Sobre los rieles de la estación de Gottmadingen se encontraba este proyectil único, compuesto de un coche de segunda y tercera clase, en el que las mujeres y los niños ocupaban la segunda y los hombres la tercera. Trazos de tiza sobre el terreno marcaban una zona neutral, el territorio de los rusos, como separación del departamento de los dos oficiales alemanes que acompañaron este transporte de alto explosivo viviente. El tren se movió sin incidentes durante la noche, y sólo en Frankfurt se acercaron algunos soldados alemanes que habían oído que unos revolucionarios rusos estaban en camino a través de Alemania; y una vez los social-demócratas alemanes trataron de comunicarse con los viajeros, pero se les impidió el acceso. Lenin no ignoraba con cuánta sospecha se le vería si cambiaba una sola palabra con un alemán en suelo alemán. En Suecia fueron recibidos con alegría. Los hambrientos rusos participaron de las golosinas suecas que se les ofrecieron para almorzar; luego Lenin se quitó las botas claveteadas, cambiándolas por unos zapatos nuevos que había comprado, así como un traje. Al fin llegaron a la frontera rusa.

EL PROYECTIL PEGA EN EL BLANCO
La primera acción de Lenin en suelo ruso fue característica. No prestó atención a los seres humanos, se lanzó sobre los diarios.
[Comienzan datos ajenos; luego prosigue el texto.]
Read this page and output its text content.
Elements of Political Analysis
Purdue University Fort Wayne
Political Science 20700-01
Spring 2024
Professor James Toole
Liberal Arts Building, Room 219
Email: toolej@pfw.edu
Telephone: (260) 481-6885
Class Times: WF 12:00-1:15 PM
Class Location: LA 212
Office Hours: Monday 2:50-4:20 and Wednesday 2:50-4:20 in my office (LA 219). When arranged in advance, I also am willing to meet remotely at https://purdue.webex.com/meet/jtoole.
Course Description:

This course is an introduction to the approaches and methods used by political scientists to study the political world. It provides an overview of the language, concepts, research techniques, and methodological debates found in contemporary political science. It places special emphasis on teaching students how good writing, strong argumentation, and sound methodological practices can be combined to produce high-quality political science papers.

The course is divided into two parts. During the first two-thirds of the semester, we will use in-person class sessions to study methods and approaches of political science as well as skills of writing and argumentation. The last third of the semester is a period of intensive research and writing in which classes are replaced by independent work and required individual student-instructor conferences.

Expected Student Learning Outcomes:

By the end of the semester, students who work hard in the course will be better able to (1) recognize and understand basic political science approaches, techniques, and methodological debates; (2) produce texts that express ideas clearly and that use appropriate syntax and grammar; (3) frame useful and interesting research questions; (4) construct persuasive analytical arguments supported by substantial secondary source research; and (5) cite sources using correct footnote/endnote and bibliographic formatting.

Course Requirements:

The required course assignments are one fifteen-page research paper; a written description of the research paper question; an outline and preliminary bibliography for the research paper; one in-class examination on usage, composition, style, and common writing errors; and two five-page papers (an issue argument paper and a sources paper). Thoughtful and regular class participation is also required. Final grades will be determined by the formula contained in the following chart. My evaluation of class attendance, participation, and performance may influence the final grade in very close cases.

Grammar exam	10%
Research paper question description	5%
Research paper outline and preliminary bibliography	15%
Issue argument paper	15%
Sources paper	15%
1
Habían transcurrido catorce años desde su salida de Rusia, desde la última vez que vio tierra rusa, una bandera rusa o un uniforme ruso.

Pero este idealista férreo no derramó lágrimas como hicieron los otros, no abrazó a los soldados como hicieron las mujeres del grupo. Lo que él necesitaba eran diarios. Pravda, sobre todos, para ver si el periódico, su periódico, sostenía firmemente el punto de vista internacional. Coléricamente arrugó el papel y lo tiró al suelo. No era bastante adicto. Todavía dislates patrióticos; no lo que él consideraba revolución verdaderamente roja. "Era tiempo de que yo regresara -pensó-. Tiempo para poner mis manos en el timón, y guiar el barco a la victoria o a la destrucción... ¿Podré hacerlo?" Estaba ansioso, intranquilo. Si Miliukov le hubiera puesto en prisión tan pronto como llegó a San Petersburgo ¿habría cambiado el nombre tanto tiempo llevado por la ciudad? Los amigos que habían llegado a recibirle, Kamenev y Stalin, sonrieron misteriosamente en el compartimiento de tercera clase, malamente iluminado; pero no contestaron, o no quisieron contestar.

La respuesta dada por los hechos fue sin precedentes. Tan pronto como el tren se detuvo en la plataforma de la estación finlandesa, la enorme plaza exterior estaba colmada por obreros en número de decenas de miles y por tropas de todas las armas, que habían acudido a dar la bienvenida al desterrado que regresaba. Como una sola voz, la multitud empezó a cantar "La Internacional". Cuando Vladimir Ilich Ulianov descendió del tren, el hombre que dos o tres días antes había sido inquilino del zapatero remendón fue levantado por cientos de manos y subido a un automóvil blindado. Los focos desde las casas y los fuertes se concentraban sobre él, y desde el automóvil pronunció su primer discurso al pueblo. Las calles se estremecían con las aclamaciones, y no tardó mucho en que tuvieran comienzo los "Diez días que hicieron estremecer al mundo". El tiro había pegado en el blanco para hacer pedazos un reino, un mundo.